Letter to the College Board

Phoebe Smolin:

It’s over. My long-running battle with you and the numbers you seek to define me by is finished. As my final act of surrender, I seek to prove, once and for all, that your tests say nothing about me or any creative student who submits to them.
First of all, to assuage my terrible relationship with math, every day for one month last year I went to my math teacher at six o’clock in the morning to mend it. I go to one of the top and most intense magnet schools in Los Angeles, take challenging classes, and am in the top 10% of my class. I read because I love to read, not because I’m forced to. I respect my teachers and I am absolutely addicted to learning. I am in multiple clubs and hold several leadership positions. I voluntarily wake up early and stay out late on Saturdays to protest for equal rights. I do community service around my city and around the world. I’m highly curious about everything.

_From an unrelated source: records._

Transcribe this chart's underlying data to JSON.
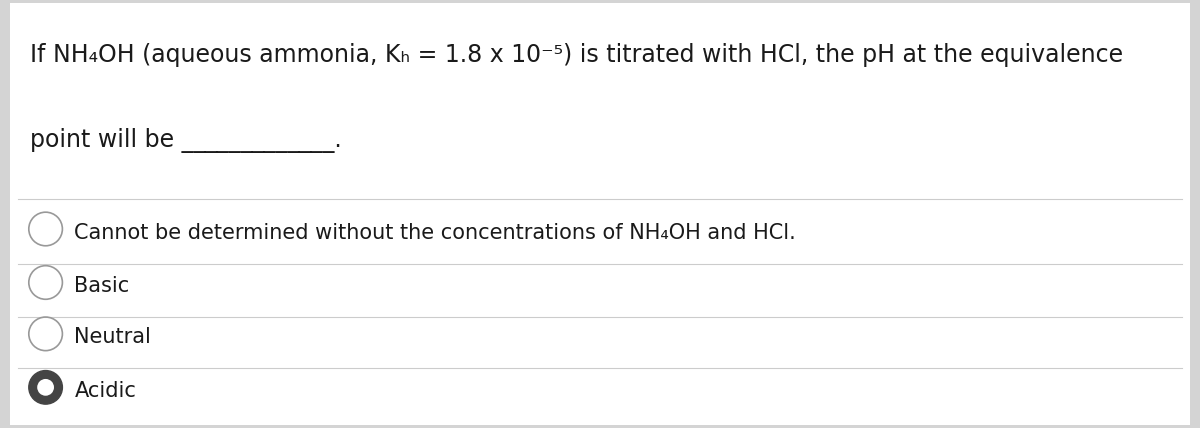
{
  "background_color": "#d4d4d4",
  "card_color": "#ffffff",
  "question_line1": "If NH₄OH (aqueous ammonia, Kₕ = 1.8 x 10⁻⁵) is titrated with HCl, the pH at the equivalence",
  "question_line2": "point will be _____________.",
  "options": [
    "Cannot be determined without the concentrations of NH₄OH and HCl.",
    "Basic",
    "Neutral",
    "Acidic"
  ],
  "selected_option": 3,
  "text_color": "#1a1a1a",
  "line_color": "#cccccc",
  "circle_edge_color": "#999999",
  "selected_circle_color": "#444444",
  "font_size_question": 17,
  "font_size_options": 15,
  "figsize": [
    12.0,
    4.28
  ],
  "dpi": 100
}
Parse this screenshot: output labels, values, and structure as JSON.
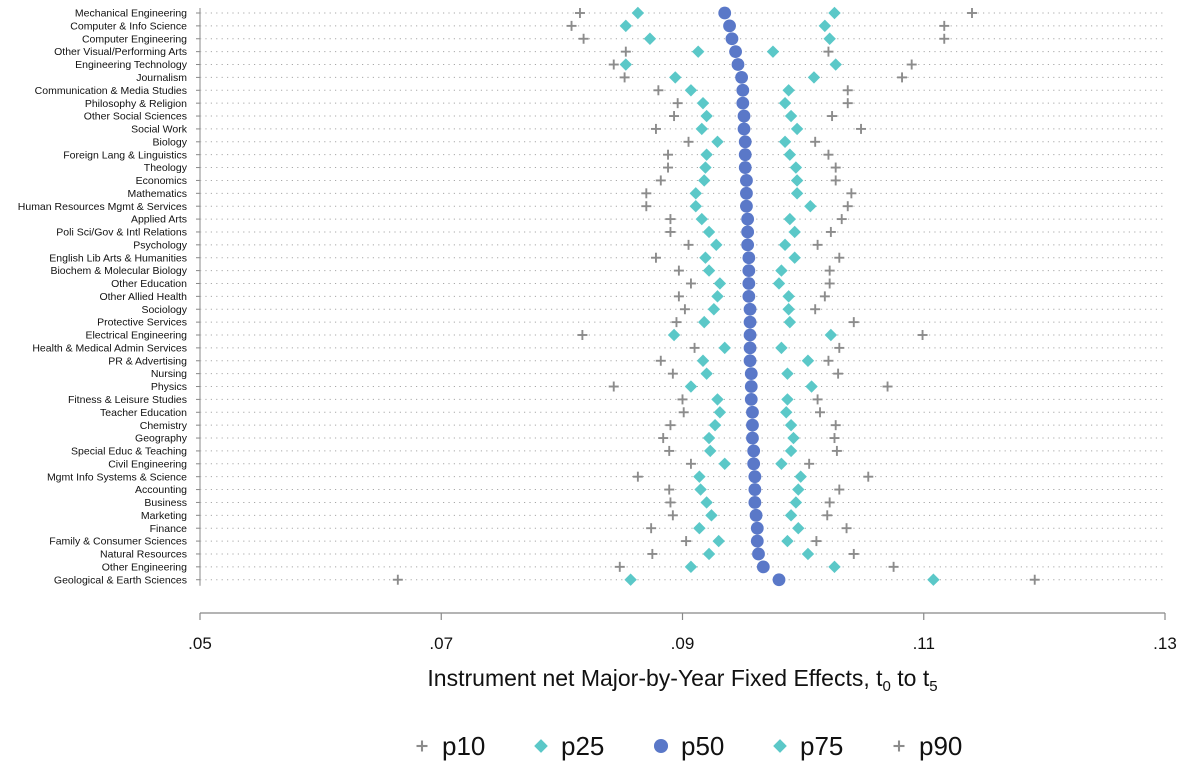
{
  "chart_data": {
    "type": "scatter",
    "xlabel": "Instrument net Major-by-Year Fixed Effects, t",
    "xlabel_sub1": "0",
    "xlabel_mid": " to t",
    "xlabel_sub2": "5",
    "xlim": [
      0.05,
      0.13
    ],
    "xticks": [
      0.05,
      0.07,
      0.09,
      0.11,
      0.13
    ],
    "xtick_labels": [
      ".05",
      ".07",
      ".09",
      ".11",
      ".13"
    ],
    "grid": "dotted horizontal",
    "legend_position": "bottom",
    "categories": [
      "Mechanical Engineering",
      "Computer & Info Science",
      "Computer Engineering",
      "Other Visual/Performing Arts",
      "Engineering Technology",
      "Journalism",
      "Communication & Media Studies",
      "Philosophy & Religion",
      "Other Social Sciences",
      "Social Work",
      "Biology",
      "Foreign Lang & Linguistics",
      "Theology",
      "Economics",
      "Mathematics",
      "Human Resources Mgmt & Services",
      "Applied Arts",
      "Poli Sci/Gov & Intl Relations",
      "Psychology",
      "English Lib Arts & Humanities",
      "Biochem & Molecular Biology",
      "Other Education",
      "Other Allied Health",
      "Sociology",
      "Protective Services",
      "Electrical Engineering",
      "Health & Medical Admin Services",
      "PR & Advertising",
      "Nursing",
      "Physics",
      "Fitness & Leisure Studies",
      "Teacher Education",
      "Chemistry",
      "Geography",
      "Special Educ & Teaching",
      "Civil Engineering",
      "Mgmt Info Systems & Science",
      "Accounting",
      "Business",
      "Marketing",
      "Finance",
      "Family & Consumer Sciences",
      "Natural Resources",
      "Other Engineering",
      "Geological & Earth Sciences"
    ],
    "series": [
      {
        "name": "p10",
        "marker": "plus",
        "color": "#8c8c8c",
        "values": [
          0.0815,
          0.0808,
          0.0818,
          0.0853,
          0.0843,
          0.0852,
          0.088,
          0.0896,
          0.0893,
          0.0878,
          0.0905,
          0.0888,
          0.0888,
          0.0882,
          0.087,
          0.087,
          0.089,
          0.089,
          0.0905,
          0.0878,
          0.0897,
          0.0907,
          0.0897,
          0.0902,
          0.0895,
          0.0817,
          0.091,
          0.0882,
          0.0892,
          0.0843,
          0.09,
          0.0901,
          0.089,
          0.0884,
          0.0889,
          0.0907,
          0.0863,
          0.0889,
          0.089,
          0.0892,
          0.0874,
          0.0903,
          0.0875,
          0.0848,
          0.0664
        ]
      },
      {
        "name": "p25",
        "marker": "diamond",
        "color": "#5bc8c8",
        "values": [
          0.0863,
          0.0853,
          0.0873,
          0.0913,
          0.0853,
          0.0894,
          0.0907,
          0.0917,
          0.092,
          0.0916,
          0.0929,
          0.092,
          0.0919,
          0.0918,
          0.0911,
          0.0911,
          0.0916,
          0.0922,
          0.0928,
          0.0919,
          0.0922,
          0.0931,
          0.0929,
          0.0926,
          0.0918,
          0.0893,
          0.0935,
          0.0917,
          0.092,
          0.0907,
          0.0929,
          0.0931,
          0.0927,
          0.0922,
          0.0923,
          0.0935,
          0.0914,
          0.0915,
          0.092,
          0.0924,
          0.0914,
          0.093,
          0.0922,
          0.0907,
          0.0857
        ]
      },
      {
        "name": "p50",
        "marker": "circle",
        "color": "#5a78c8",
        "values": [
          0.0935,
          0.0939,
          0.0941,
          0.0944,
          0.0946,
          0.0949,
          0.095,
          0.095,
          0.0951,
          0.0951,
          0.0952,
          0.0952,
          0.0952,
          0.0953,
          0.0953,
          0.0953,
          0.0954,
          0.0954,
          0.0954,
          0.0955,
          0.0955,
          0.0955,
          0.0955,
          0.0956,
          0.0956,
          0.0956,
          0.0956,
          0.0956,
          0.0957,
          0.0957,
          0.0957,
          0.0958,
          0.0958,
          0.0958,
          0.0959,
          0.0959,
          0.096,
          0.096,
          0.096,
          0.0961,
          0.0962,
          0.0962,
          0.0963,
          0.0967,
          0.098
        ]
      },
      {
        "name": "p75",
        "marker": "diamond",
        "color": "#5bc8c8",
        "values": [
          0.1026,
          0.1018,
          0.1022,
          0.0975,
          0.1027,
          0.1009,
          0.0988,
          0.0985,
          0.099,
          0.0995,
          0.0985,
          0.0989,
          0.0994,
          0.0995,
          0.0995,
          0.1006,
          0.0989,
          0.0993,
          0.0985,
          0.0993,
          0.0982,
          0.098,
          0.0988,
          0.0988,
          0.0989,
          0.1023,
          0.0982,
          0.1004,
          0.0987,
          0.1007,
          0.0987,
          0.0986,
          0.099,
          0.0992,
          0.099,
          0.0982,
          0.0998,
          0.0996,
          0.0994,
          0.099,
          0.0996,
          0.0987,
          0.1004,
          0.1026,
          0.1108
        ]
      },
      {
        "name": "p90",
        "marker": "plus",
        "color": "#8c8c8c",
        "values": [
          0.114,
          0.1117,
          0.1117,
          0.1021,
          0.109,
          0.1082,
          0.1037,
          0.1037,
          0.1024,
          0.1048,
          0.101,
          0.1021,
          0.1027,
          0.1027,
          0.104,
          0.1037,
          0.1032,
          0.1023,
          0.1012,
          0.103,
          0.1022,
          0.1022,
          0.1018,
          0.101,
          0.1042,
          0.1099,
          0.103,
          0.1021,
          0.1029,
          0.107,
          0.1012,
          0.1014,
          0.1027,
          0.1026,
          0.1028,
          0.1005,
          0.1054,
          0.103,
          0.1022,
          0.102,
          0.1036,
          0.1011,
          0.1042,
          0.1075,
          0.1192
        ]
      }
    ]
  }
}
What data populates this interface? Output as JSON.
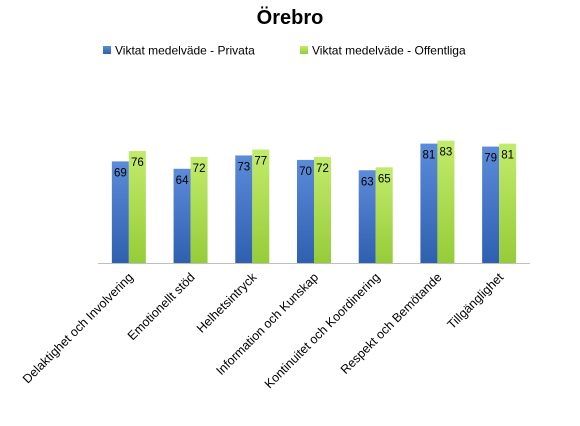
{
  "chart_data": {
    "type": "bar",
    "title": "Örebro",
    "xlabel": "",
    "ylabel": "",
    "ylim": [
      0,
      90
    ],
    "grid": false,
    "legend_position": "top",
    "categories": [
      "Delaktighet och Involvering",
      "Emotionellt stöd",
      "Helhetsintryck",
      "Information och Kunskap",
      "Kontinuitet och Koordinering",
      "Respekt och Bemötande",
      "Tillgänglighet"
    ],
    "series": [
      {
        "name": "Viktat medelväde - Privata",
        "color": "#4472C4",
        "values": [
          69,
          64,
          73,
          70,
          63,
          81,
          79
        ]
      },
      {
        "name": "Viktat medelväde - Offentliga",
        "color": "#A9D94C",
        "values": [
          76,
          72,
          77,
          72,
          65,
          83,
          81
        ]
      }
    ]
  }
}
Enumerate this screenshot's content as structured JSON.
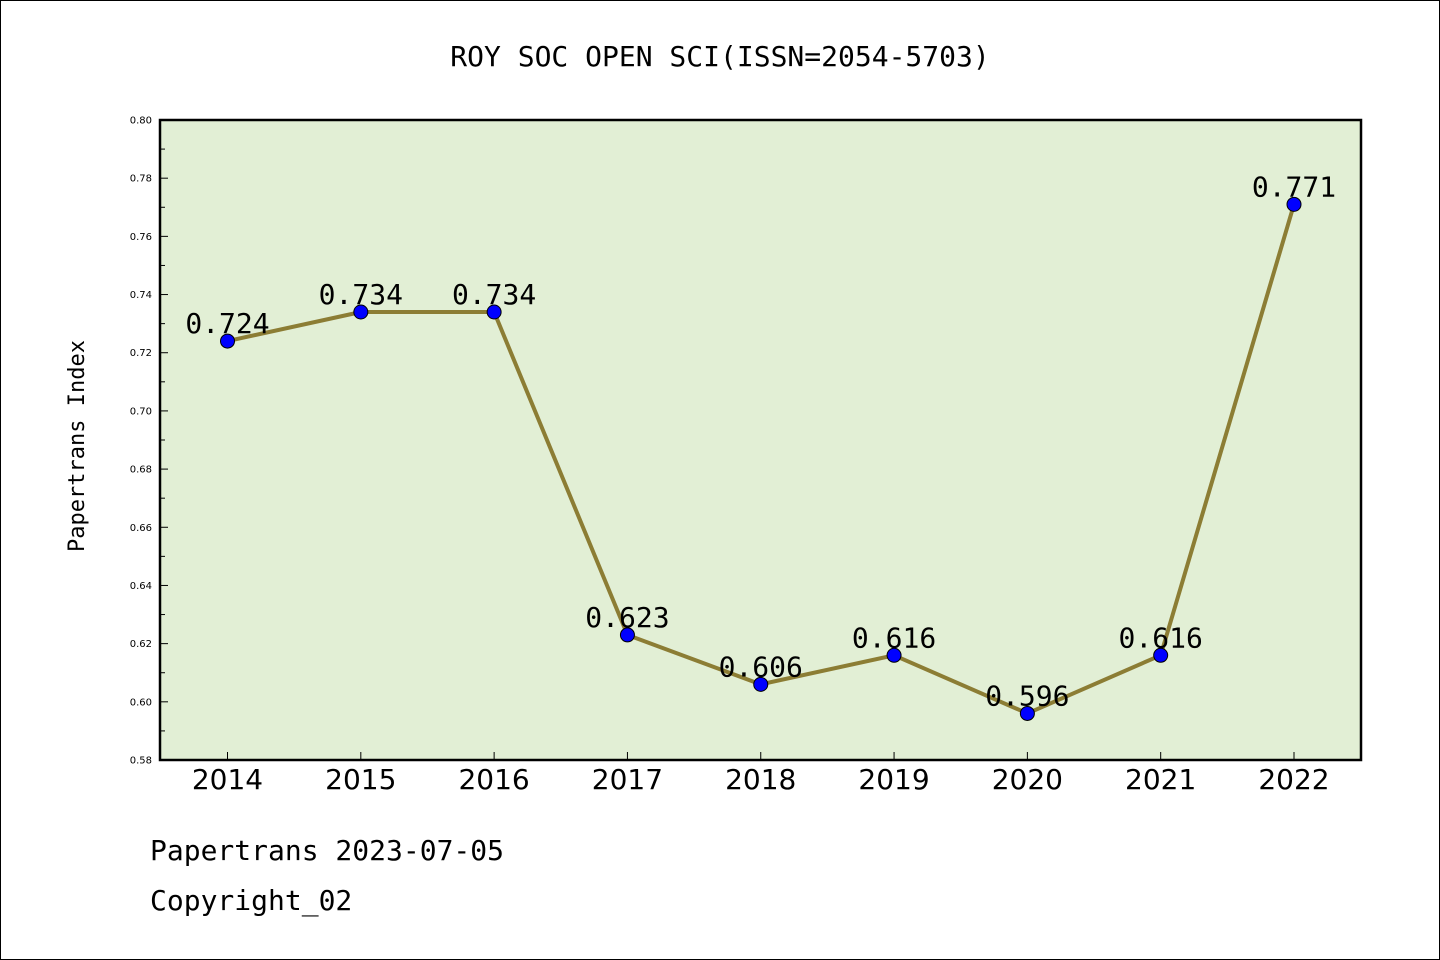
{
  "chart_data": {
    "type": "line",
    "title": "ROY SOC OPEN SCI(ISSN=2054-5703)",
    "ylabel": "Papertrans Index",
    "xlabel": "",
    "categories": [
      "2014",
      "2015",
      "2016",
      "2017",
      "2018",
      "2019",
      "2020",
      "2021",
      "2022"
    ],
    "series": [
      {
        "values": [
          0.724,
          0.734,
          0.734,
          0.623,
          0.606,
          0.616,
          0.596,
          0.616,
          0.771
        ],
        "data_labels": [
          "0.724",
          "0.734",
          "0.734",
          "0.623",
          "0.606",
          "0.616",
          "0.596",
          "0.616",
          "0.771"
        ]
      }
    ],
    "ylim": [
      0.58,
      0.8
    ],
    "yticks": [
      "0.58",
      "0.60",
      "0.62",
      "0.64",
      "0.66",
      "0.68",
      "0.70",
      "0.72",
      "0.74",
      "0.76",
      "0.78",
      "0.80"
    ],
    "grid": false,
    "colors": {
      "plot_background": "#e2efd5",
      "line": "#8c7d34",
      "marker": "#0000ff"
    }
  },
  "footer": {
    "date_line": "Papertrans 2023-07-05",
    "copyright_line": "Copyright_02"
  }
}
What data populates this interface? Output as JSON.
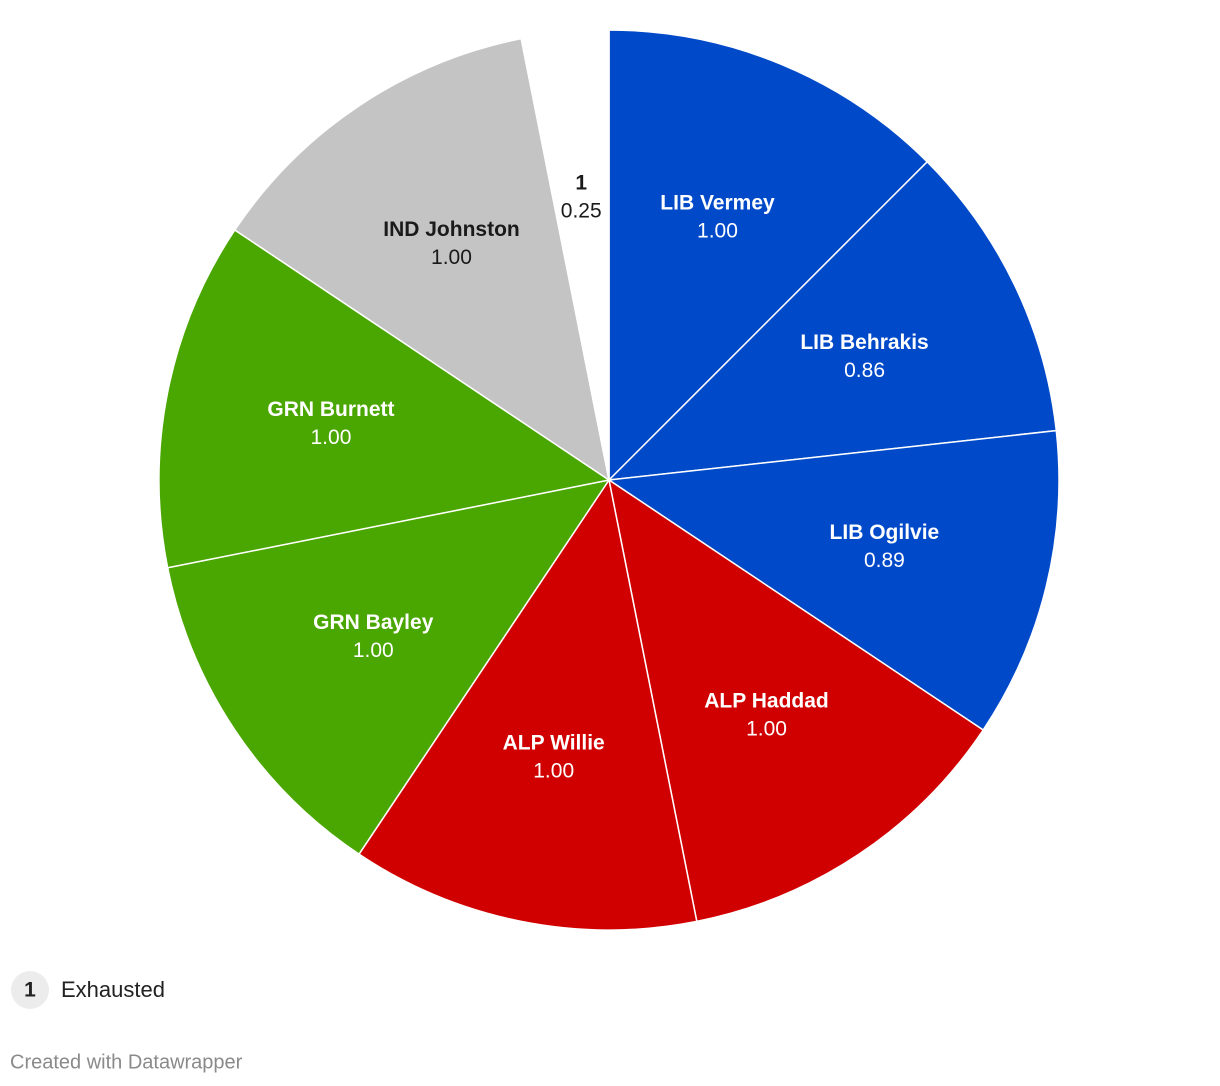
{
  "chart_data": {
    "type": "pie",
    "categories": [
      "LIB Vermey",
      "LIB Behrakis",
      "LIB Ogilvie",
      "ALP Haddad",
      "ALP Willie",
      "GRN Bayley",
      "GRN Burnett",
      "IND Johnston",
      "1"
    ],
    "values": [
      1.0,
      0.86,
      0.89,
      1.0,
      1.0,
      1.0,
      1.0,
      1.0,
      0.25
    ],
    "value_labels": [
      "1.00",
      "0.86",
      "0.89",
      "1.00",
      "1.00",
      "1.00",
      "1.00",
      "1.00",
      "0.25"
    ],
    "colors": [
      "#0049c9",
      "#0049c9",
      "#0049c9",
      "#d10000",
      "#d10000",
      "#4aa600",
      "#4aa600",
      "#c4c4c4",
      "#ffffff"
    ],
    "legend_note": "Exhausted",
    "footer": "Created with Datawrapper"
  }
}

I play three instruments and write my own music. I have amazing friends from multitudes of cultural backgrounds and I am simply and enthusiastically passionate about living — qualities that don’t amount to a College Board number.
High school trains us to find our own voices, to figure out in our own innovative ways how to make a difference. Colleges advertise themselves as wanting to accept individuals willing to challenge themselves and be involved in their communities. How, then, does it make sense to judge us each by the same exact test?